Pupfish, foxes, and asses are among the creatures that like it hot.

When the outdoors feels like it's set on broil, we humans can usually retreat into air-conditioned spaces.

Wild animals don’t have that luxury. But here are five tough cookies that manage to beat the heat in some of the hottest places on Earth. (Also read: "By 2100 Deadly Heat May Threaten Majority of Humankind.")

Pupfish

The many species of pupfish, found in the Americas and Caribbean, are so hardy and adaptable that "if you give them water [fresh or salty, high or low temperature] they’re fine," says Evan Carson, a biologist at the University of New Mexico.

Carson says some pupfish could be considered extremophiles, animals with a tolerance for excessively harsh conditions. (Related: "5 Extreme Life-Forms that Live on the Edge.")

The Ash Meadows Amaragosa pupfish likes it hot in Death Valley National Park, where spring water can reach 100 degrees. But that's bathwater compared with hot springs in Mexico's Chihuahuan Desert.

The El Pandeño hot spring, for instance, is home to the Julimes pupfish, which can handle waters as hot as 114 degrees Fahrenheit. The bighead pupfish swims in the Baños de San Diego, which reaches 111 Farenheit.

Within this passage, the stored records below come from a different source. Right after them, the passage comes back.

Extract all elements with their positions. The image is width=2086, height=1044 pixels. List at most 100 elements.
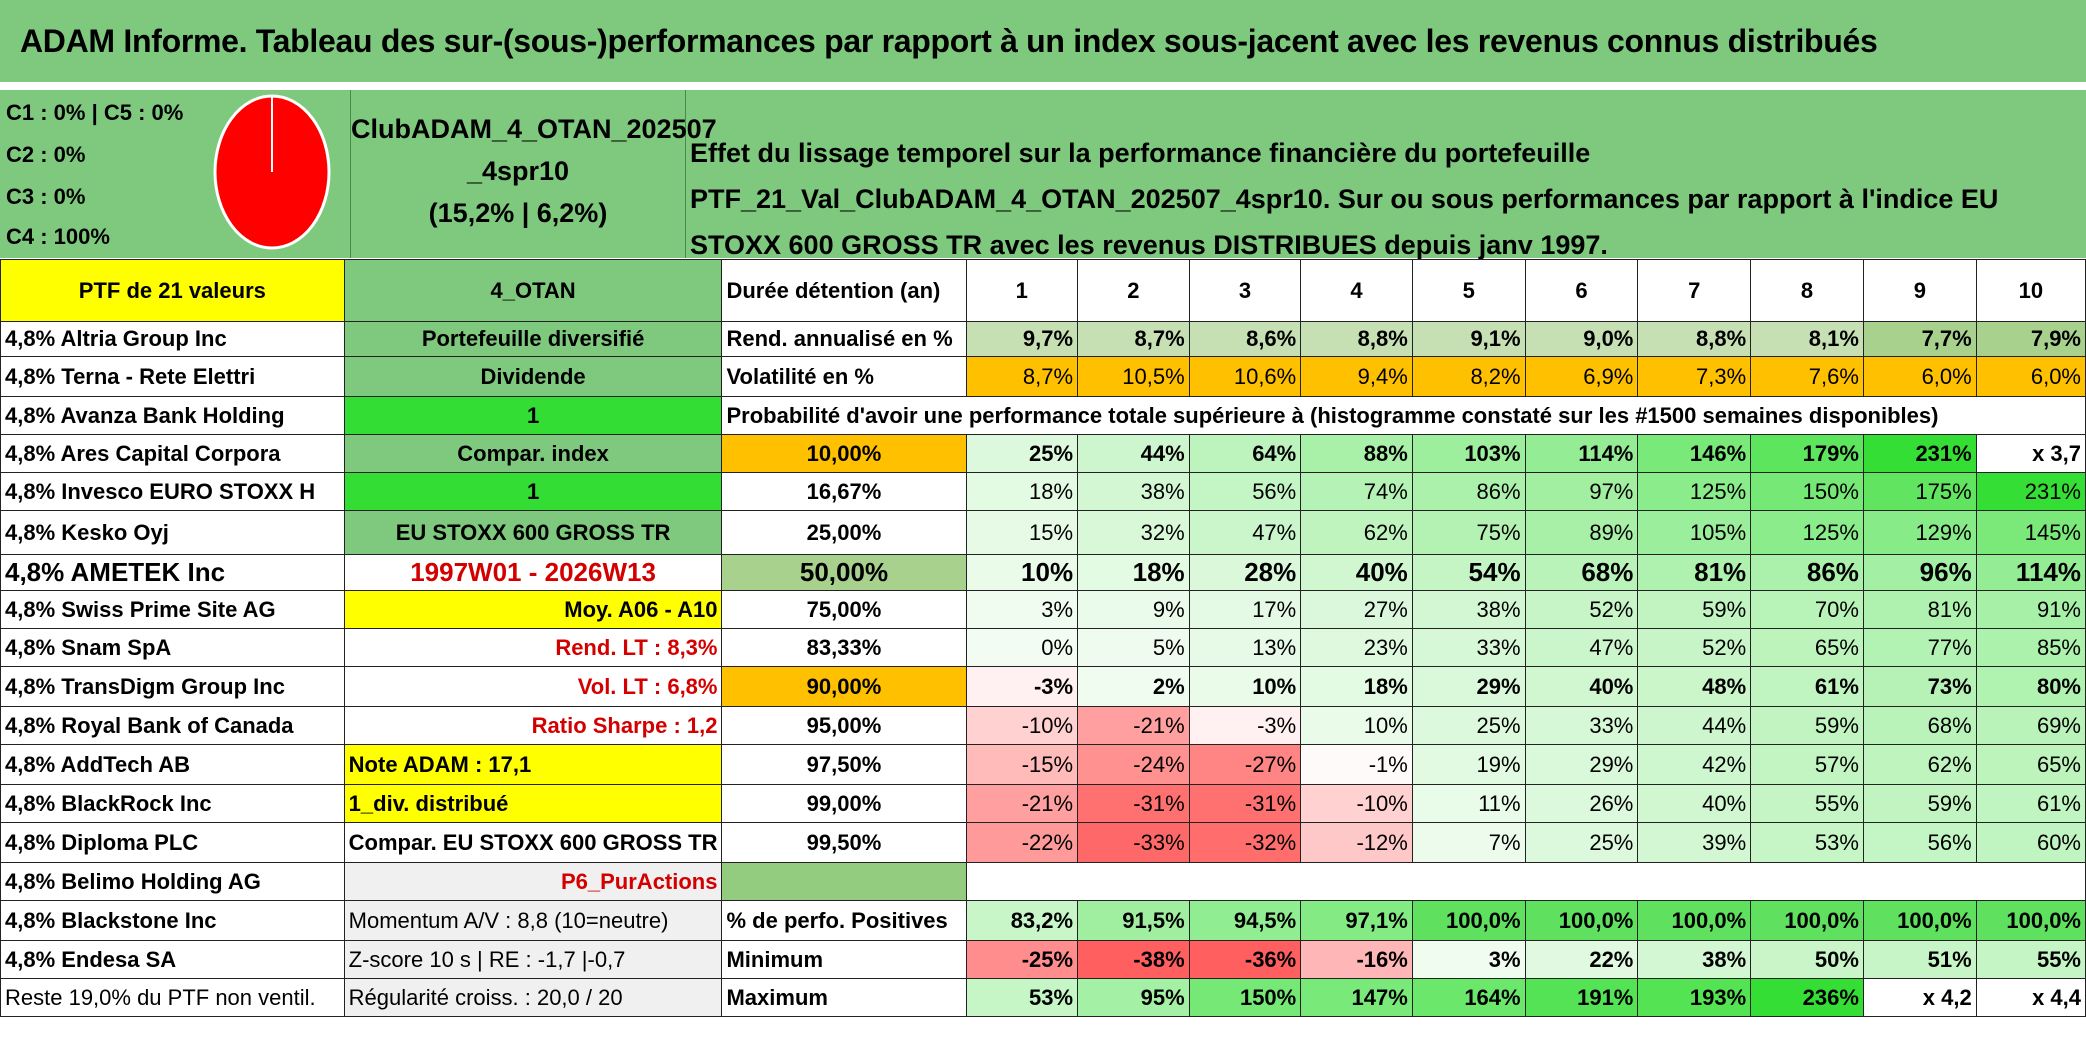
- quantile-value: 53%: [1750, 822, 1864, 863]
- quantile-value: 85%: [1975, 628, 2086, 667]
- stat-value: 164%: [1411, 978, 1526, 1017]
- quantile-value: 10%: [965, 554, 1079, 591]
- quantile-label: 75,00%: [721, 590, 967, 629]
- stat-value: 83,2%: [965, 900, 1079, 941]
- quantile-value: 81%: [1862, 590, 1977, 629]
- description: Effet du lissage temporel sur la perform…: [690, 138, 1999, 260]
- vol-value: 7,6%: [1750, 356, 1864, 397]
- quantile-value: 125%: [1750, 510, 1864, 555]
- year-header: 2: [1077, 259, 1190, 322]
- table-row: 4,8% Blackstone Inc Momentum A/V : 8,8 (1…: [0, 900, 2086, 941]
- quantile-value: 179%: [1750, 434, 1864, 473]
- stat-value: 100,0%: [1524, 900, 1639, 941]
- holding-item: 4,8% Kesko Oyj: [0, 510, 345, 555]
- stat-value: 150%: [1188, 978, 1302, 1017]
- quantile-value: -3%: [965, 666, 1079, 707]
- quantile-value: 60%: [1975, 822, 2086, 863]
- table-row: Reste 19,0% du PTF non ventil. Régularité…: [0, 978, 2086, 1017]
- quantile-value: 18%: [1300, 666, 1413, 707]
- table-row: 4,8% Terna - Rete Elettri Dividende Volati…: [0, 356, 2086, 397]
- table-row: 4,8% BlackRock Inc 1_div. distribué 99,00%…: [0, 784, 2086, 823]
- stat-value: 3%: [1411, 940, 1526, 979]
- stat-value: 38%: [1637, 940, 1752, 979]
- table-row: 4,8% AddTech AB Note ADAM : 17,1 97,50% -15…: [0, 744, 2086, 785]
- quantile-value: 146%: [1637, 434, 1752, 473]
- quantile-value: -10%: [1300, 784, 1413, 823]
- info-cell: Momentum A/V : 8,8 (10=neutre): [343, 900, 723, 941]
- performance-table: PTF de 21 valeurs 4_OTAN Durée détention (…: [0, 259, 2086, 1017]
- quantile-value: 2%: [1077, 666, 1190, 707]
- quantile-value: 42%: [1637, 744, 1752, 785]
- quantile-value: 29%: [1411, 666, 1526, 707]
- quantile-value: 61%: [1975, 784, 2086, 823]
- quantile-value: 86%: [1411, 472, 1526, 511]
- club-panel: ClubADAM_4_OTAN_202507 _4spr10 (15,2% | …: [351, 90, 717, 258]
- info-cell: Moy. A06 - A10: [343, 590, 723, 629]
- quantile-value: 231%: [1975, 472, 2086, 511]
- quantile-value: 11%: [1411, 784, 1526, 823]
- quantile-value: -32%: [1188, 822, 1302, 863]
- vol-label: Volatilité en %: [721, 356, 967, 397]
- stat-value: -38%: [1077, 940, 1190, 979]
- holding-item: 4,8% Avanza Bank Holding: [0, 396, 345, 435]
- stat-value: -16%: [1300, 940, 1413, 979]
- quantile-value: 61%: [1750, 666, 1864, 707]
- year-header: 6: [1524, 259, 1639, 322]
- stat-value: 147%: [1300, 978, 1413, 1017]
- vol-value: 6,0%: [1975, 356, 2086, 397]
- quantile-value: 38%: [1411, 590, 1526, 629]
- quantile-value: 81%: [1637, 554, 1752, 591]
- quantile-value: 114%: [1524, 434, 1639, 473]
- stat-value: 95%: [1077, 978, 1190, 1017]
- table-row: 4,8% Avanza Bank Holding 1 Probabilité d'a…: [0, 396, 2086, 435]
- quantile-value: -21%: [965, 784, 1079, 823]
- quantile-value: 33%: [1411, 628, 1526, 667]
- quantile-value: 40%: [1300, 554, 1413, 591]
- quantile-value: -10%: [965, 706, 1079, 745]
- stat-value: -36%: [1188, 940, 1302, 979]
- vol-value: 8,7%: [965, 356, 1079, 397]
- rend-value: 9,0%: [1524, 321, 1639, 357]
- club-performance: (15,2% | 6,2%): [428, 198, 608, 228]
- quantile-value: -24%: [1077, 744, 1190, 785]
- quantile-value: -3%: [1188, 706, 1302, 745]
- table-row: 4,8% Altria Group Inc Portefeuille divers…: [0, 321, 2086, 357]
- allocation-line: C3 : 0%: [6, 184, 86, 209]
- holding-item: 4,8% Endesa SA: [0, 940, 345, 979]
- holding-item: 4,8% Invesco EURO STOXX H: [0, 472, 345, 511]
- quantile-value: 15%: [965, 510, 1079, 555]
- quantile-value: x 3,7: [1975, 434, 2086, 473]
- quantile-value: 25%: [1524, 822, 1639, 863]
- blank-cell: [721, 862, 967, 901]
- probability-header: Probabilité d'avoir une performance tota…: [721, 396, 2086, 435]
- info-cell: P6_PurActions: [343, 862, 723, 901]
- quantile-value: 68%: [1524, 554, 1639, 591]
- quantile-value: 17%: [1188, 590, 1302, 629]
- stat-value: 236%: [1750, 978, 1864, 1017]
- table-row: 4,8% Snam SpA Rend. LT : 8,3% 83,33% 0% 5% 13…: [0, 628, 2086, 667]
- holding-item: 4,8% Belimo Holding AG: [0, 862, 345, 901]
- rend-value: 7,9%: [1975, 321, 2086, 357]
- year-header: 9: [1862, 259, 1977, 322]
- quantile-value: 96%: [1862, 554, 1977, 591]
- quantile-value: 97%: [1524, 472, 1639, 511]
- rend-value: 9,1%: [1411, 321, 1526, 357]
- vol-value: 7,3%: [1637, 356, 1752, 397]
- quantile-value: 52%: [1637, 628, 1752, 667]
- quantile-value: -15%: [965, 744, 1079, 785]
- stat-value: 100,0%: [1411, 900, 1526, 941]
- quantile-value: 75%: [1411, 510, 1526, 555]
- quantile-label: 10,00%: [721, 434, 967, 473]
- quantile-label: 90,00%: [721, 666, 967, 707]
- info-cell: 1997W01 - 2026W13: [343, 554, 723, 591]
- quantile-label: 99,50%: [721, 822, 967, 863]
- quantile-value: 5%: [1077, 628, 1190, 667]
- quantile-label: 83,33%: [721, 628, 967, 667]
- quantile-value: 62%: [1300, 510, 1413, 555]
- quantile-value: 7%: [1411, 822, 1526, 863]
- report-title: ADAM Informe. Tableau des sur-(sous-)per…: [20, 22, 1878, 59]
- quantile-value: -33%: [1077, 822, 1190, 863]
- stat-label: Minimum: [721, 940, 967, 979]
- vol-value: 6,9%: [1524, 356, 1639, 397]
- quantile-label: 99,00%: [721, 784, 967, 823]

Both fish “share the title for living in the hottest waters known for a vertebrate," Carson says.

Wild Ass

Temperatures in the Dallol, a steamy region of northern Ethiopia, often reach 120 degrees in summer, with an average of 93.

Yet even in this hot spot, about 400 critically endangered Somali, or African, wild asses, also known as dibokali, manage to eke out a living.

The equines beat the heat with a flexible metabolism; large, heat-dispersing ears; an efficient gait; and the ability to drink a lot of water quickly.

It also helps that asses don't need as much water as domestic livestock, such as sheep and goats, notes Fiona Marshall, an anthropologist at Washington University in St. Louis by email.

Rüppell's Fox

One of Earth's hottest places is Iran’s Lut Desert. In 2005, NASA recorded the single highest surface temperature recorded anywhere in the world in the Lut—159.3 Fahrenheit.

But one animal has evolved to outfox the heat.

Rüppell's fox can cope with Iran’s sweltering sands by conserving water. For instance, the mammals—which get their water from eating prey—hunt at night to stay cool and avoid losing precious moisture. (See Iran's most wild and beautiful places.)

Other adaptations include small bodies to help dissipate heat, low metabolic rates to save energy, and concentrated urine that sheds less water.

Greater Bilby

Australia is known for fun and sun, but the badlands of Queensland can get a bit intense: Satellites operated by NASA recorded a temperature of nearly 157°F there in 2003.

The greater bilby, a ground-dwelling marsupial, handles the heat by going, well, down under. These charismatic animals “can avoid extreme heat through constructing and sheltering in elaborate burrow systems,” John Wairnowski, a biologist at Australia’s Charles Darwin University, says via email.

These spiraling burrows can go as deep as nearly seven feet and as long as 10 feet.

Night Parrot

Another Australian species used to extreme heat is the night parrot, a shy species thought to be locally extinct in Queensland until their rediscovery in 2013, Wairnowski says.

The ground-dwelling birds stay cool by going out only at night and nesting in plants during the day.

Some humans do the same—a subspecies called the night owl.